Pusateri Consulting and Training’s new white paper—part of a series called Pricing Your Value Unapologetically—asks advisors, simply, “How Big is Your Triangle?” With one axis each for an advisor’s value, the perception of that value and the price charged, high-scoring advisors will have a larger triangle, and similarly their triangles will appear balanced.
The whitepaper is a sequel to the first in the series, which focused on the reasons advisors undermined themselves by underselling their services and discounting fees. While that earlier paper by Pusateri managing director Giles Kavanagh defined concepts of pricing integrity, the new paper offers a tool advisors can use to picture their pricing integrity.
Charting what your triangle looks like is supposed to yield an “Aha” moment, Kavanagh writes, such as: “I do provide a lot of value to my clients. I just do a bad job of articulating it, so clients have no idea.” That would be for a tripod, one of whose axes extends into the “high” range on value, but the “low” range in perception (and, likely, low or medium on price).
Another possible “Aha,” the author adds, would be: “I rate high on Value and Perception, so the real reason I am mispriced is my own insecurity regarding my real value.”
The whitepaper emphasizes that the real driver of pricing is perception of value, so that advisors who do provide high value need to make consistent efforts to articulating that value to clients.

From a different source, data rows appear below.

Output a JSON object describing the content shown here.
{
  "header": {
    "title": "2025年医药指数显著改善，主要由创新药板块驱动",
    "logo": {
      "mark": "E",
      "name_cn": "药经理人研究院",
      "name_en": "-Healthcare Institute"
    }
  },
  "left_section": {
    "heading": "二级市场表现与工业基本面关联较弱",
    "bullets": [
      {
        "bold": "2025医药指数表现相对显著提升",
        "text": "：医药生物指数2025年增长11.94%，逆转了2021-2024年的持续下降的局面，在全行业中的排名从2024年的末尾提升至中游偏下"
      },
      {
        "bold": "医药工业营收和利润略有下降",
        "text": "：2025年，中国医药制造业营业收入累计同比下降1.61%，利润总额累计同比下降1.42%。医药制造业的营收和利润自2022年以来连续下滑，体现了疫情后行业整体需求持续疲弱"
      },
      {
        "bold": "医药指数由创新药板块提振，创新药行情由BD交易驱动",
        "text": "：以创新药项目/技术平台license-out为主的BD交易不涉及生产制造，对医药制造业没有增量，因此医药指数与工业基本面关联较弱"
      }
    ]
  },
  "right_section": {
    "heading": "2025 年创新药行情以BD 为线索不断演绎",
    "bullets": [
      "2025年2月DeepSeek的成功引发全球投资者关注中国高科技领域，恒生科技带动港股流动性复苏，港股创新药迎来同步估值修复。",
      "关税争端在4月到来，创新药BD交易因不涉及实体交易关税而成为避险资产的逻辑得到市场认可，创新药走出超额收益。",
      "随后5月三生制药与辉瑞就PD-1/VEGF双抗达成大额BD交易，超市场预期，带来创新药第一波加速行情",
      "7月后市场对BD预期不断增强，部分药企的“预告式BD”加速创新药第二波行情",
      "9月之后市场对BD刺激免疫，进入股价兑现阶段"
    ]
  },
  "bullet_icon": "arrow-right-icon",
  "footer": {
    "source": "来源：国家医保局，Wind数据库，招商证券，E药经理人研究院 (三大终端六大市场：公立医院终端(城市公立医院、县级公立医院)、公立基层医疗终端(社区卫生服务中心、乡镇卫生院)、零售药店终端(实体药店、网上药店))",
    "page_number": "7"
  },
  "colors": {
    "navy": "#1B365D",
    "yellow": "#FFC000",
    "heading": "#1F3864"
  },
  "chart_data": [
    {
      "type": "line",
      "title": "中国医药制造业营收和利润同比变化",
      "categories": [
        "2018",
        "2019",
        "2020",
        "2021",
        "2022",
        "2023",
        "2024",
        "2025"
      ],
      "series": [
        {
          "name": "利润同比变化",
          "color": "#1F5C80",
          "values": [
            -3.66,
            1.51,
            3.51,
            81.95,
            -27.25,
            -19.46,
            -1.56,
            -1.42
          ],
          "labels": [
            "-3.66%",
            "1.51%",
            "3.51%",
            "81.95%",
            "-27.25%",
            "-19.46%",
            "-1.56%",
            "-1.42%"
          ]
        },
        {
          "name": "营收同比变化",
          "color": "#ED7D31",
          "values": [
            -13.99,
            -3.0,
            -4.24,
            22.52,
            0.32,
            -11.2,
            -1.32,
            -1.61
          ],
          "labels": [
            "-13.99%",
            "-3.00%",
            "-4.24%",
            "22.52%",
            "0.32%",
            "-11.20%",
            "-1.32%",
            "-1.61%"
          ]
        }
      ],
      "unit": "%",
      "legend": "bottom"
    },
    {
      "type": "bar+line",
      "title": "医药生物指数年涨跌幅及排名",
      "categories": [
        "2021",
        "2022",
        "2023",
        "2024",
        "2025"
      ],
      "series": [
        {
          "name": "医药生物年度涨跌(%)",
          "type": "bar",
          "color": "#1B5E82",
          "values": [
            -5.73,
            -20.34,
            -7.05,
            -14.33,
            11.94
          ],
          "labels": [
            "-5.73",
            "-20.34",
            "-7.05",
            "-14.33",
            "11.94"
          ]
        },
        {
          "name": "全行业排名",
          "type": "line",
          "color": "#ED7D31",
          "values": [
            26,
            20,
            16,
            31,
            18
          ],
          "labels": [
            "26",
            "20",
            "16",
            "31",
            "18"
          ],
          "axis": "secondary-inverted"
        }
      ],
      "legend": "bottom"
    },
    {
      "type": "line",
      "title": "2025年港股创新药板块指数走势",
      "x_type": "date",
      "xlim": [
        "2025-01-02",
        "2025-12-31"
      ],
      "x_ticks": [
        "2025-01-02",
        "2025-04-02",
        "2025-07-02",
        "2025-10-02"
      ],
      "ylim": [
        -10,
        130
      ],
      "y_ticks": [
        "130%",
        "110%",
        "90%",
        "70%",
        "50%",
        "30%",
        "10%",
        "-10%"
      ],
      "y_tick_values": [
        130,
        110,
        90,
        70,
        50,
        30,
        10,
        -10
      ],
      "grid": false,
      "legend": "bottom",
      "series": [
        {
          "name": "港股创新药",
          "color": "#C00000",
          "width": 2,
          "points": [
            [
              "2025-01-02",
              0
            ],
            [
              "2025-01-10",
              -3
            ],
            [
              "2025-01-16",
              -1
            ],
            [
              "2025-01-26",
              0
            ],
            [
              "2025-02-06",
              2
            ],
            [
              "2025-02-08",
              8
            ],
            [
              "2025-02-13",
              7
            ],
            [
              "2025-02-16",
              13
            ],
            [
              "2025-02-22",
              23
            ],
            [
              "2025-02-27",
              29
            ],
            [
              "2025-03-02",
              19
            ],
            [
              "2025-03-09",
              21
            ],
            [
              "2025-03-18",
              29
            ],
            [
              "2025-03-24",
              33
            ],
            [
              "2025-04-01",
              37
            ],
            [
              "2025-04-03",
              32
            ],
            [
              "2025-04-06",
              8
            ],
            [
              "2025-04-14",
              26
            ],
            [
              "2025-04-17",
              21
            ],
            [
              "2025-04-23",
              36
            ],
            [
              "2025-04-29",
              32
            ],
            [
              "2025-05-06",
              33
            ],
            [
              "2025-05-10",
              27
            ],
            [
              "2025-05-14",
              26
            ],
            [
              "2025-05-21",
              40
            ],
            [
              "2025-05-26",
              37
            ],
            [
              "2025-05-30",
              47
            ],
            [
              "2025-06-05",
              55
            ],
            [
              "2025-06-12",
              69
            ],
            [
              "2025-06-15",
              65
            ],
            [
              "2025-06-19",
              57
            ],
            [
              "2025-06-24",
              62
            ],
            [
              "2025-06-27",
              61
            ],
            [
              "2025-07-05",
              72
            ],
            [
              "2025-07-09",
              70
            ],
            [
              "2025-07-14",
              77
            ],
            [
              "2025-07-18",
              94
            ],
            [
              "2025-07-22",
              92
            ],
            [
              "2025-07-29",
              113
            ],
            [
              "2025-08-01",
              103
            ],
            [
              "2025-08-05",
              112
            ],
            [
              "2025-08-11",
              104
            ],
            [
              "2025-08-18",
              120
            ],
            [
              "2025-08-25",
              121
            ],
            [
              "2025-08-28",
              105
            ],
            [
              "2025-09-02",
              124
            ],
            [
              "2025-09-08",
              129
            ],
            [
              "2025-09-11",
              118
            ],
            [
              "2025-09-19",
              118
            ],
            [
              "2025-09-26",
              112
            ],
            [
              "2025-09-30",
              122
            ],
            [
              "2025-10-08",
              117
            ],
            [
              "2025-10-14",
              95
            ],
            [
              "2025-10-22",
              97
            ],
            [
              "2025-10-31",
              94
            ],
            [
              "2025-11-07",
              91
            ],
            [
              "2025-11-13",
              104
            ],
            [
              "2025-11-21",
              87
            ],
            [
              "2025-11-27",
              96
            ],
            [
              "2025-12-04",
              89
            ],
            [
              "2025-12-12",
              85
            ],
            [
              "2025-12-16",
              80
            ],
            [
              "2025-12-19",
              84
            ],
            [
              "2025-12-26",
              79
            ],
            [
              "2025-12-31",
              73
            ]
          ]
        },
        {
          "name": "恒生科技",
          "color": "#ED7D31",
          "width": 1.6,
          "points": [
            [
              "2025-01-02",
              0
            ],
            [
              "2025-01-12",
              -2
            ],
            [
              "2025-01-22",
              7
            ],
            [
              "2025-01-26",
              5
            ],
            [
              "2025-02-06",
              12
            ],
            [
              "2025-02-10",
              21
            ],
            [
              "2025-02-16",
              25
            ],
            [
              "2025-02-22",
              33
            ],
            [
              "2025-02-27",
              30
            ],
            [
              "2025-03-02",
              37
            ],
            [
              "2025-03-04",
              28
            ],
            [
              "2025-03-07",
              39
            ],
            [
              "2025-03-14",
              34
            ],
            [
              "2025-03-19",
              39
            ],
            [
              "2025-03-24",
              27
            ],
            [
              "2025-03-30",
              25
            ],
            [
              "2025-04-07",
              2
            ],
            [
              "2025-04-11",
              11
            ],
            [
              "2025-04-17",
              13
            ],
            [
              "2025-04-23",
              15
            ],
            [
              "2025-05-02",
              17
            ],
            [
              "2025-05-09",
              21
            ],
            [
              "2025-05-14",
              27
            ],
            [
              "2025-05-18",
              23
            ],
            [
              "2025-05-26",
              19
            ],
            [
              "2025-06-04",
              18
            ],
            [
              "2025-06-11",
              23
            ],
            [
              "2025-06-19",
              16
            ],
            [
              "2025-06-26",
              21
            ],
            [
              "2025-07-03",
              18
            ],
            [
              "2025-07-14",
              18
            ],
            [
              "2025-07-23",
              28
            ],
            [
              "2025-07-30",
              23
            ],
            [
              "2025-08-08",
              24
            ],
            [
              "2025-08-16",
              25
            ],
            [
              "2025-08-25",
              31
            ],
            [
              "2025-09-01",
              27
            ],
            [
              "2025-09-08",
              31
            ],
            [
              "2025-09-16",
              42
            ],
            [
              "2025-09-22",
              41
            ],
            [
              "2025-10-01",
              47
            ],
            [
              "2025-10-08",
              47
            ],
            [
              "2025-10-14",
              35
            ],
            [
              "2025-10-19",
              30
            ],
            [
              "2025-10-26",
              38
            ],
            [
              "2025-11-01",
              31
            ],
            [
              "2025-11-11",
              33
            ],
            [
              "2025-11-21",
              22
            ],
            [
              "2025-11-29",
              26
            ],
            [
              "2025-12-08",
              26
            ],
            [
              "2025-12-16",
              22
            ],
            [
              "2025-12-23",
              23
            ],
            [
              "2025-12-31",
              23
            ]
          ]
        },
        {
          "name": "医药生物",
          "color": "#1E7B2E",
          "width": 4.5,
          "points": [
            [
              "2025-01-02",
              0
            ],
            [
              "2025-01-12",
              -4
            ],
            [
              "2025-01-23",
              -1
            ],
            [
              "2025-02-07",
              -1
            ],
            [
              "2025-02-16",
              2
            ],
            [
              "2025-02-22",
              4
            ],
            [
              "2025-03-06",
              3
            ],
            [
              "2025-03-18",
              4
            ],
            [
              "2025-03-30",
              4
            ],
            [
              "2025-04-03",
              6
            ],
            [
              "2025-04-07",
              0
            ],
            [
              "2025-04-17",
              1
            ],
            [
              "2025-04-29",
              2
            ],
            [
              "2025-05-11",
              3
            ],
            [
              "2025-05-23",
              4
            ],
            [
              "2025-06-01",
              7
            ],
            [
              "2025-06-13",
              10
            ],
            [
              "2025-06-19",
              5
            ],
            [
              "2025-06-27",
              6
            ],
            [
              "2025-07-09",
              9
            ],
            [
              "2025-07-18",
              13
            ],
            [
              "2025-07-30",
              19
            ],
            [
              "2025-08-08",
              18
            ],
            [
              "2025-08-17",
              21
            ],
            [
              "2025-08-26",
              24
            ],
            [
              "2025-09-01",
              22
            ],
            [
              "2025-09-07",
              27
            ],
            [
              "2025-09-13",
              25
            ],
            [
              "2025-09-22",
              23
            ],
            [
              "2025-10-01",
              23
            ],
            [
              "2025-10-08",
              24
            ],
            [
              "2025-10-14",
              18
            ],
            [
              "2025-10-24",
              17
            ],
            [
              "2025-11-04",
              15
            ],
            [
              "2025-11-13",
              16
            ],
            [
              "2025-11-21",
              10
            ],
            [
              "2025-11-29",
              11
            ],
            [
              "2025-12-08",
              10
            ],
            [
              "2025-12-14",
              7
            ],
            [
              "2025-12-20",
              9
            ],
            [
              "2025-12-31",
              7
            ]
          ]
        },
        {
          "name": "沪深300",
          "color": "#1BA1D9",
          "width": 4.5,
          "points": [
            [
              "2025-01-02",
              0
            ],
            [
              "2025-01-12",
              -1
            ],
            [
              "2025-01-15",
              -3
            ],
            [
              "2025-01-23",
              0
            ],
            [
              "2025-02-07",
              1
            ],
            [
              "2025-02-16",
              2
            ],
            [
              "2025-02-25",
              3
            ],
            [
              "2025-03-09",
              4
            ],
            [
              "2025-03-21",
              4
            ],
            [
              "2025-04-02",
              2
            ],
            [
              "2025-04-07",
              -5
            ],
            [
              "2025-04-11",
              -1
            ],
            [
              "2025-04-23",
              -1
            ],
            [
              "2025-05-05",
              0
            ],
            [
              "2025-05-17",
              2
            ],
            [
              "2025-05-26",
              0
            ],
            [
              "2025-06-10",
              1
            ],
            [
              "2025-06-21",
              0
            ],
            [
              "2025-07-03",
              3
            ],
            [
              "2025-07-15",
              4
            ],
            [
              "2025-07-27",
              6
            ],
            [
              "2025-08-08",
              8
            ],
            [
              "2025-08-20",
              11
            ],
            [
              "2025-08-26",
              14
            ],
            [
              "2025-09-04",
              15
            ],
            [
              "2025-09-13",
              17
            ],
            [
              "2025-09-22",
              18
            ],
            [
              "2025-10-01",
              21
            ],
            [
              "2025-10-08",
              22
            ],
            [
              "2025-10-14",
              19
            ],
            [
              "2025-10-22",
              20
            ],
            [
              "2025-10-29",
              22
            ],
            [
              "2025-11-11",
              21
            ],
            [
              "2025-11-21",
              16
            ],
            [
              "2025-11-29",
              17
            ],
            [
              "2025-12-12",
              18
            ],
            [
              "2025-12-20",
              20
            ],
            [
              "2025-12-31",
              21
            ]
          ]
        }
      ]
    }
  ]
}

Advisors should not assume that clients are appreciating high-value services for merely average prices. “Buyers are not philosophers” who would parse these mismatching relationships, Kavanaugh writes. They might simply assume you are overstating your value.
The white paper examines each axis in detail. Starting with value delivered, the Pusateri paper says that, in the firm’s experience working with more than 2,000 advisors on this concept, most rate themselves above average.
The firm recommends that advisors take the trouble to produce a one- to two-page inventory of the total value they provide, which is valuable not merely as a pricing tool, but as a sales tool as well. Similarly, they need to define their service model, and be sure they are touching clients throughout the relationship and in an anticipatory way. They should also ask what they offer that is different than or better than their competitors.